Flexible planning is not much use in construction sites, oil, mining , armed forces , manufacturing, fishing. One cannot have a crane operator starting at 10a m , when everyone else starts at 8 am. In many jobs teamwork is required, therefore everyone needs to be working at the same time , so flexible working is not possible. Many construction projects critical phases when everyone has to work over a week end or even a long weekend. Off shore work depends upon the weather and tides.
When something goes wrong, often everyone may need to man the pumps. When there is a problem senior people may have to travel around the World and stay until it is sorted, especially if there is loss of life.
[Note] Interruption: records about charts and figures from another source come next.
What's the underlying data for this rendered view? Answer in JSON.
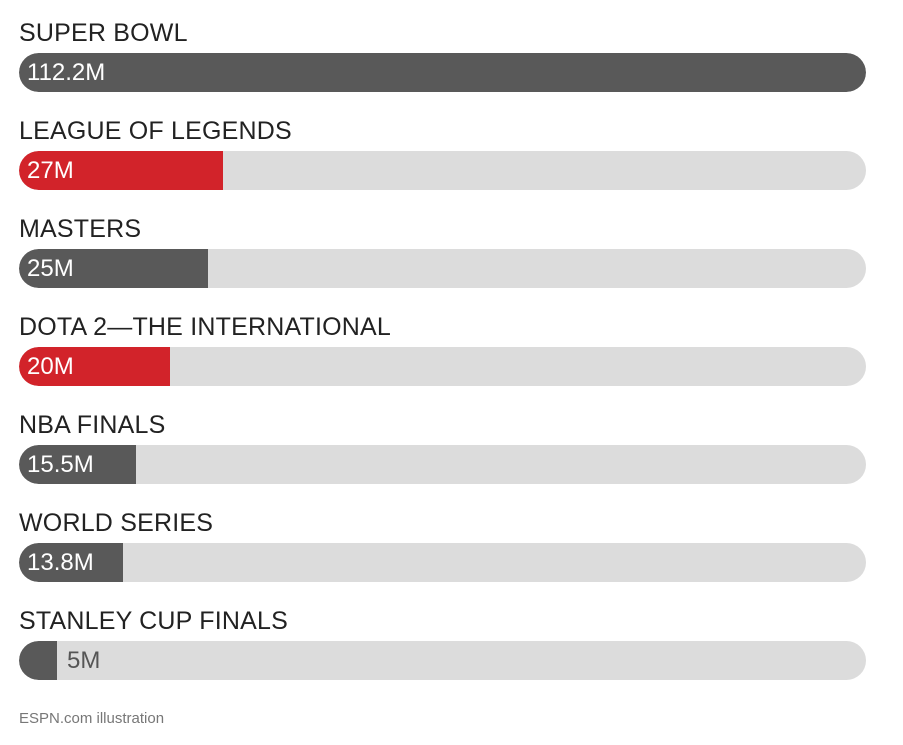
{
  "colors": {
    "gray": "#595959",
    "red": "#d2232a",
    "track": "#dcdcdc"
  },
  "chart_data": {
    "type": "bar",
    "orientation": "horizontal",
    "categories": [
      "SUPER BOWL",
      "LEAGUE OF LEGENDS",
      "MASTERS",
      "DOTA 2—THE INTERNATIONAL",
      "NBA FINALS",
      "WORLD SERIES",
      "STANLEY CUP FINALS"
    ],
    "values": [
      112.2,
      27,
      25,
      20,
      15.5,
      13.8,
      5
    ],
    "value_labels": [
      "112.2M",
      "27M",
      "25M",
      "20M",
      "15.5M",
      "13.8M",
      "5M"
    ],
    "bar_colors": [
      "gray",
      "red",
      "gray",
      "red",
      "gray",
      "gray",
      "gray"
    ],
    "xlim": [
      0,
      112.2
    ],
    "grid": false,
    "title": "",
    "xlabel": "",
    "ylabel": ""
  },
  "credit": "ESPN.com illustration"
}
If one is involved in a mine rescue or putting out an oil field fire , one cannot decide to leave the site and attend a parents evening if one is working thousands of miles away.
An example of mental attitude was the beginning of WW2 . Many merchant ships were being sunk and even though sailors were in lifeboats they discovered many were dying even in warmer climes. When they assessed who were dying they realised it was the older ones, those in their 40s, 50s or even 60s who were living , the younger were dying. The authorities realised the older one had gone to sea when conditions were tougher so were mentally and spiritually more resilient. As a result, Outbound Courses were developed to toughen up sailors physically, mentally and spiritually so they had better chances of survival if they were sunk and had to endure time in the sea.